Grandma and Grandpa Kreeger built a two-story house on their property, and while raising their two children, they learned how to grow and harvest crops. They hunted and fished for meat.
On February 16th, 1905 the Kreeger’s were blessed with their first granddaughter. Nina Belle named her baby Doris.
Auntie Josie was a spunky 13-year-old, who looked forward to her visits from her big sister and niece. Josie’s second-floor bedroom was filled with dolls and other girly toys that she looked forward to sharing. It must have been an exciting time for all of them.
It probably was a beautiful fall day, with the leaves on the trees changing color, the morning that Josie died.
The story that was carried over the generations was that they took their boat across the lake to where the hunting was known to be good. They canned meat back then for the upcoming winter months when food and supplies were harder to obtain.
Mom remembers being told, although the facts were spotty, that the family walked to the lake shore, and Josephine laid the gun on the dock near the rope that anchored the boat to shore. Josie stepped into the boat and sat in her designated spot. John got into the boat and held onto the dock while Josephine went back to untie the rope. Somehow, the rope wrapped around the trigger of the gun, and when it fell over, it discharged, killing young Josie.
It was a horrible accident that changed a loving, adventurous couple, into two heart-broken, grieving adults, with shattered dreams. The only thing the Kreegers kept alive after Josie’s death, was Josie’s bedroom which they tended like a shrine.
My Grandmother, Doris Anderson, remembered once going into Josie’s room, wanting to play with the toys. Great-great Grandma Kreeger ordered her out of there. The door was shut, and she was told never to go in there again. The accident became something no one ever talked about.
In 1932, the homestead house burned to the ground. The story goes, it was a lightning strike that started the fire. The only things saved from the fire were those dishes I now held in my hands.
“Wow,” I said, inspecting each of the broken pieces. As I looked for the evidence of the fire, I couldn’t help but feel a connection to young Josie. It was such a tragedy in how she died. How my grandparents, who through their grief, lost their passion for life. Each other. I could barely breathe when I whispered my thought out loud, “It was probably a good thing that a fire burned that house down to the ground.”
“What happened after the fire?” I asked, my heart swelling with compassion.
“They bought a house in Drummond,” Mom answered. “Grandpa Kreeger was 79 when he died.
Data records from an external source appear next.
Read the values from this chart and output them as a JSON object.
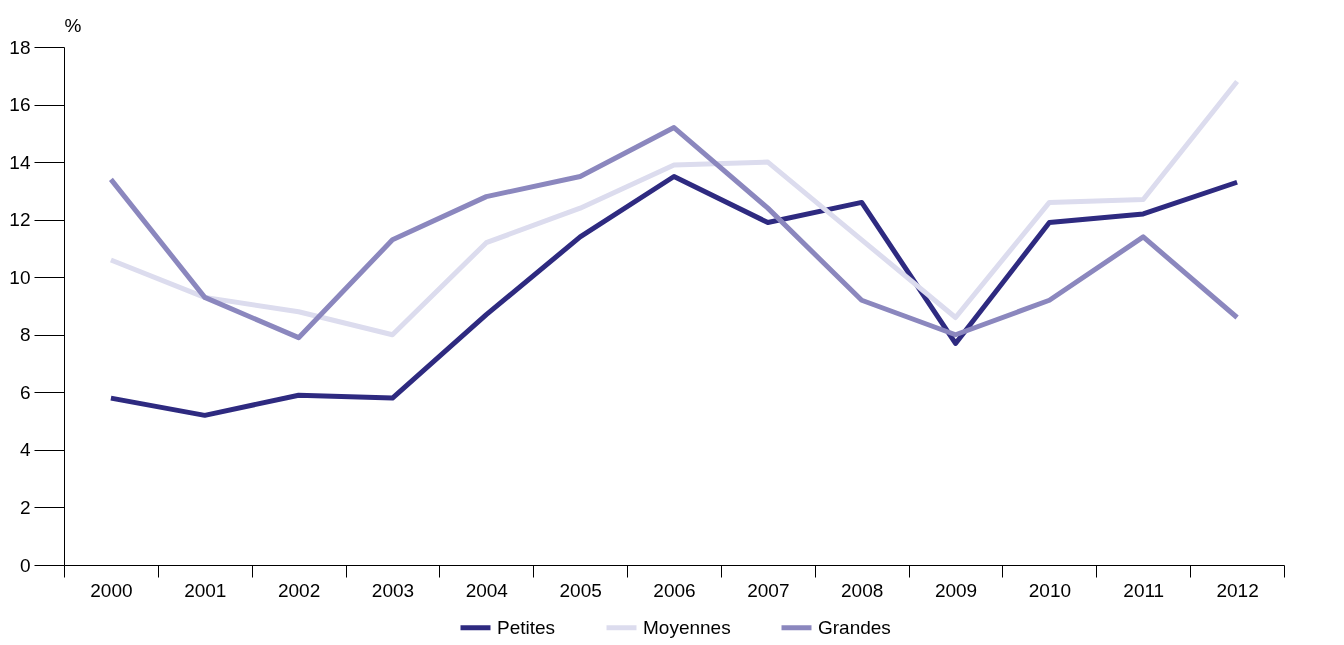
{
  "chart_data": {
    "type": "line",
    "ylabel": "%",
    "categories": [
      "2000",
      "2001",
      "2002",
      "2003",
      "2004",
      "2005",
      "2006",
      "2007",
      "2008",
      "2009",
      "2010",
      "2011",
      "2012"
    ],
    "series": [
      {
        "name": "Petites",
        "color": "#2e2a80",
        "values": [
          5.8,
          5.2,
          5.9,
          5.8,
          8.7,
          11.4,
          13.5,
          11.9,
          12.6,
          7.7,
          11.9,
          12.2,
          13.3
        ]
      },
      {
        "name": "Moyennes",
        "color": "#dcdcee",
        "values": [
          10.6,
          9.3,
          8.8,
          8.0,
          11.2,
          12.4,
          13.9,
          14.0,
          11.3,
          8.6,
          12.6,
          12.7,
          16.8
        ]
      },
      {
        "name": "Grandes",
        "color": "#8b87be",
        "values": [
          13.4,
          9.3,
          7.9,
          11.3,
          12.8,
          13.5,
          15.2,
          12.4,
          9.2,
          8.0,
          9.2,
          11.4,
          8.6
        ]
      }
    ],
    "ylim": [
      0,
      18
    ],
    "yticks": [
      0,
      2,
      4,
      6,
      8,
      10,
      12,
      14,
      16,
      18
    ],
    "grid": false,
    "legend": "bottom",
    "line_style": "solid",
    "marker": "none"
  }
}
After he passed, your Grandma Kreeger started spending the winter months with her Grandchildren’s families.”
“Did Grandma Kreeger ever talk about Josie when she came to stay with you?” I asked. My mother was seven years old the year Grandpa Kreeger died and Grandma Kreeger came to stay with them that first winter.
“No,” Mom answered sadly. “They never really talked about it. They cried, I know that.”
“Did they ever find happiness again?” I asked.
“Oh, I suppose,” Mom answered. “I have good memories of our time together when they’d visit us. They loved to play games, like Chinese checkers, Pinochle, and the card game Smear.”
“It was a horrible accident,” I said, looking down at what was left of Josie’s playset.
“Yes, it was,” Mom answered.
It was time for me to go home, so I started placing each of the porcelain pieces back into the plastic bag. I took extra care to pack away the unbroken tea cup and saucer. It was hard to believe that this little white tea set had been saved by our family for 114 years. Some would say that we’ve been unwilling to let go of a painful memory. But maybe the feel of the toy on our fingertips just reminds us of how precious life is. Just maybe objects like the tea set are what keep us connected to what was good in our past.